Es werden nach diesem letzten Spiel, dem ziemlich unwichtigen 1:1 (0:0)-Unentschieden gegen Hansa Rostock viele gehen, ob ein Bernhardt (der es sich vorstellen könnte) bleibt, weiß er aber auch noch nicht. Auch er hatte schon sein Gespräch mit dem Verein „mehr aber nicht“. Und auch ein Thomas Geyer (28) würde sich vor der Regionalliga nicht scheuen, aber „da muss vieles passen“.
Plakate von den Fans
Also alle außer Bernhardt – „Bernes“sollen doch nicht gehen, denn während dieses Remis hielten die Fans noch ein Plakat hoch mit „Neuer Vertrag für Bernes und Papa“. Antonios „Papa“Papadopoulos (19) ist auch mit dem Verein im Gespräch, hat aber, wie erwartet, auch Angebote aus der 3. Liga. Dennoch: Die Regionalliga mit dem VfR „kann ich mir vorstellen“.

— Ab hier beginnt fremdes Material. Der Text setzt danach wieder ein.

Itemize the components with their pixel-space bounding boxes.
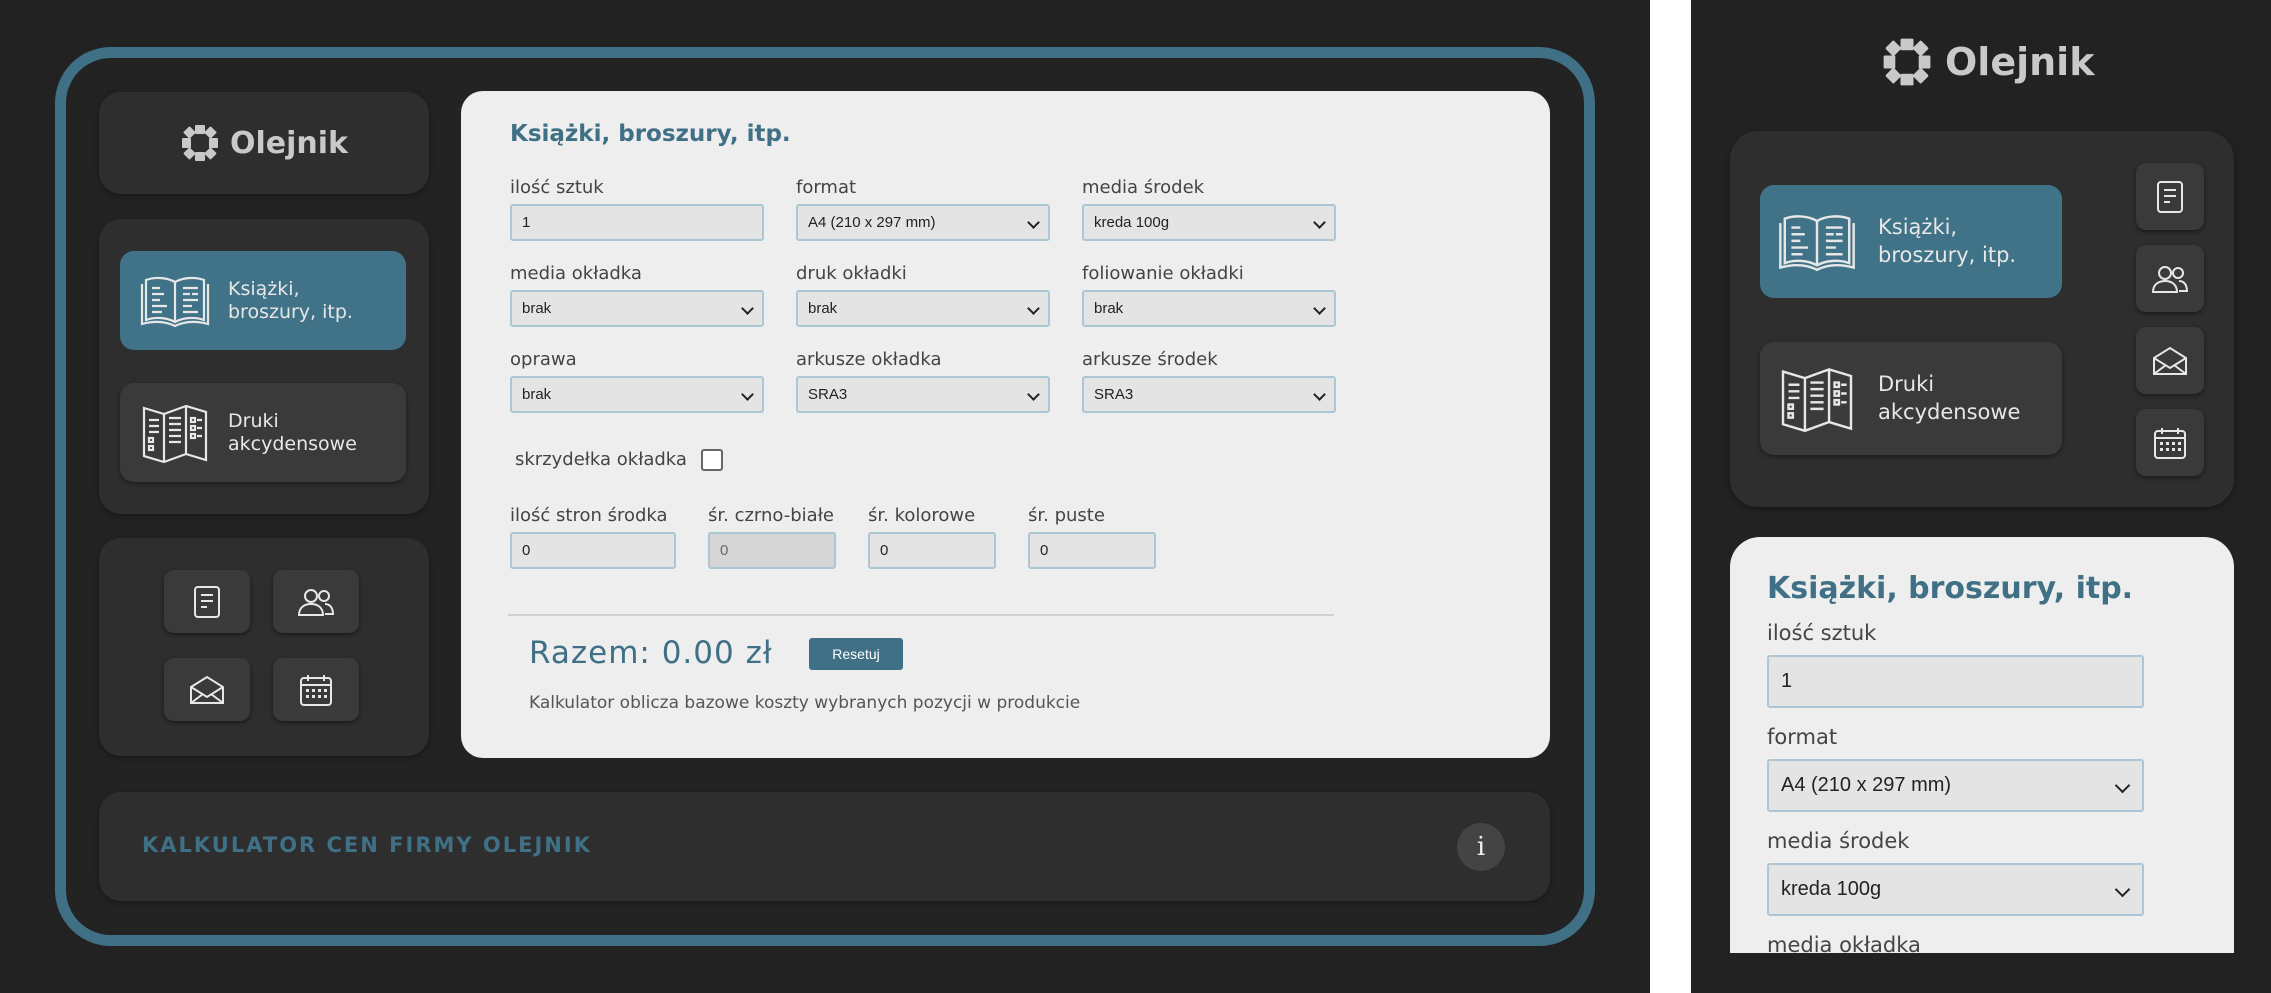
calculator-card: Książki, broszury, itp. ilość sztuk 1 fo… (461, 91, 1550, 758)
calculator-note: Kalkulator oblicza bazowe koszty wybrany… (529, 693, 1081, 713)
book-icon (140, 276, 210, 327)
color-pages-label: śr. kolorowe (868, 505, 976, 526)
cover-media-select[interactable]: brak (510, 290, 764, 327)
blank-pages-input[interactable]: 0 (1028, 532, 1156, 569)
mobile-calculator-card: Książki, broszury, itp. ilość sztuk 1 fo… (1730, 537, 2234, 953)
nav-item-prints-label: Druki akcydensowe (1878, 372, 2021, 424)
info-icon: i (1476, 832, 1486, 862)
cover-media-label: media okładka (510, 263, 642, 284)
inner-media-select[interactable]: kreda 100g (1082, 204, 1336, 241)
format-label: format (796, 177, 857, 198)
tool-calendar[interactable] (2136, 409, 2204, 476)
inner-sheets-select[interactable]: SRA3 (1082, 376, 1336, 413)
tool-calendar[interactable] (273, 658, 359, 721)
desktop-view: Olejnik Książki, broszury, itp. Druki ak… (0, 0, 1650, 993)
calendar-icon (300, 674, 332, 706)
page-count-input[interactable]: 0 (510, 532, 676, 569)
flaps-checkbox[interactable] (701, 449, 723, 471)
quantity-input[interactable]: 1 (1767, 655, 2144, 708)
tool-users[interactable] (273, 570, 359, 633)
cover-foil-select[interactable]: brak (1082, 290, 1336, 327)
brand-name: Olejnik (229, 125, 348, 161)
blank-pages-label: śr. puste (1028, 505, 1105, 526)
bw-pages-input: 0 (708, 532, 836, 569)
nav-item-prints[interactable]: Druki akcydensowe (120, 383, 406, 482)
page-title: Książki, broszury, itp. (510, 121, 791, 147)
tool-document[interactable] (164, 570, 250, 633)
inner-sheets-label: arkusze środek (1082, 349, 1218, 370)
book-icon (1779, 214, 1855, 271)
bw-pages-label: śr. czrno-białe (708, 505, 834, 526)
nav-item-prints-label: Druki akcydensowe (228, 409, 357, 455)
info-button[interactable]: i (1457, 823, 1505, 871)
logo-icon (181, 125, 218, 161)
cover-media-label: media okładka (1767, 933, 1921, 953)
format-label: format (1767, 725, 1838, 749)
quantity-input[interactable]: 1 (510, 204, 764, 241)
tool-document[interactable] (2136, 163, 2204, 230)
document-icon (2157, 180, 2183, 213)
inner-media-label: media środek (1767, 829, 1910, 853)
cover-sheets-label: arkusze okładka (796, 349, 942, 370)
nav-item-books[interactable]: Książki, broszury, itp. (120, 251, 406, 350)
logo-icon (1883, 38, 1931, 86)
users-icon (297, 588, 335, 616)
page-count-label: ilość stron środka (510, 505, 668, 526)
logo-box: Olejnik (99, 92, 429, 194)
inner-media-label: media środek (1082, 177, 1205, 198)
nav-item-prints[interactable]: Druki akcydensowe (1760, 342, 2062, 455)
format-select[interactable]: A4 (210 x 297 mm) (1767, 759, 2144, 812)
tool-users[interactable] (2136, 245, 2204, 312)
envelope-icon (190, 675, 224, 704)
format-select[interactable]: A4 (210 x 297 mm) (796, 204, 1050, 241)
quantity-label: ilość sztuk (510, 177, 604, 198)
nav-item-books[interactable]: Książki, broszury, itp. (1760, 185, 2062, 298)
tool-mail[interactable] (2136, 327, 2204, 394)
footer-bar: KALKULATOR CEN FIRMY OLEJNIK i (99, 792, 1550, 901)
mobile-view: Olejnik Książki, broszury, itp. Druki ak… (1691, 0, 2271, 993)
brochure-icon (142, 404, 208, 463)
page-title: Książki, broszury, itp. (1767, 571, 2134, 606)
color-pages-input[interactable]: 0 (868, 532, 996, 569)
cover-print-label: druk okładki (796, 263, 907, 284)
calendar-icon (2154, 427, 2186, 459)
inner-media-select[interactable]: kreda 100g (1767, 863, 2144, 916)
cover-sheets-select[interactable]: SRA3 (796, 376, 1050, 413)
mobile-logo: Olejnik (1881, 36, 2094, 88)
footer-title: KALKULATOR CEN FIRMY OLEJNIK (142, 833, 592, 857)
nav-item-books-label: Książki, broszury, itp. (1878, 215, 2017, 267)
envelope-icon (2153, 346, 2187, 375)
brochure-icon (1781, 367, 1853, 432)
mobile-nav-box: Książki, broszury, itp. Druki akcydensow… (1730, 131, 2234, 507)
nav-item-books-label: Książki, broszury, itp. (228, 277, 353, 323)
document-icon (194, 585, 220, 618)
tools-box (99, 538, 429, 756)
binding-select[interactable]: brak (510, 376, 764, 413)
nav-box: Książki, broszury, itp. Druki akcydensow… (99, 219, 429, 514)
brand-name: Olejnik (1945, 40, 2095, 84)
users-icon (2151, 265, 2189, 293)
binding-label: oprawa (510, 349, 577, 370)
flaps-label: skrzydełka okładka (515, 449, 687, 470)
summary-divider (508, 614, 1334, 616)
reset-button[interactable]: Resetuj (809, 638, 903, 670)
tool-mail[interactable] (164, 658, 250, 721)
total-price: Razem: 0.00 zł (529, 635, 773, 671)
cover-foil-label: foliowanie okładki (1082, 263, 1244, 284)
cover-print-select[interactable]: brak (796, 290, 1050, 327)
quantity-label: ilość sztuk (1767, 621, 1877, 645)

Und auch der angesprochene Geyer würde der Mannschaft sicher helfen in der vierten Liga (“Ich habe keine Ahnung wie es weiter geht“), die nach der Sommerpause unausweichlich auf den VfR zu kommt. Ohne Sascha Traut, Marian Sarr, Patrick Schorr und Royal-Dominique Fennell, die den Verein verlassen, wie dieser am Sonntag bekannt gab. Am Samstag war noch einmal viel 3. Liga mit allem was dazu gehört – oder auch was nicht dazu gehört. Nach dem Spiel stürmten Rostocker Fans (insgesamt 1300 im Stadion) den Platz, die Polizei marschierte auf.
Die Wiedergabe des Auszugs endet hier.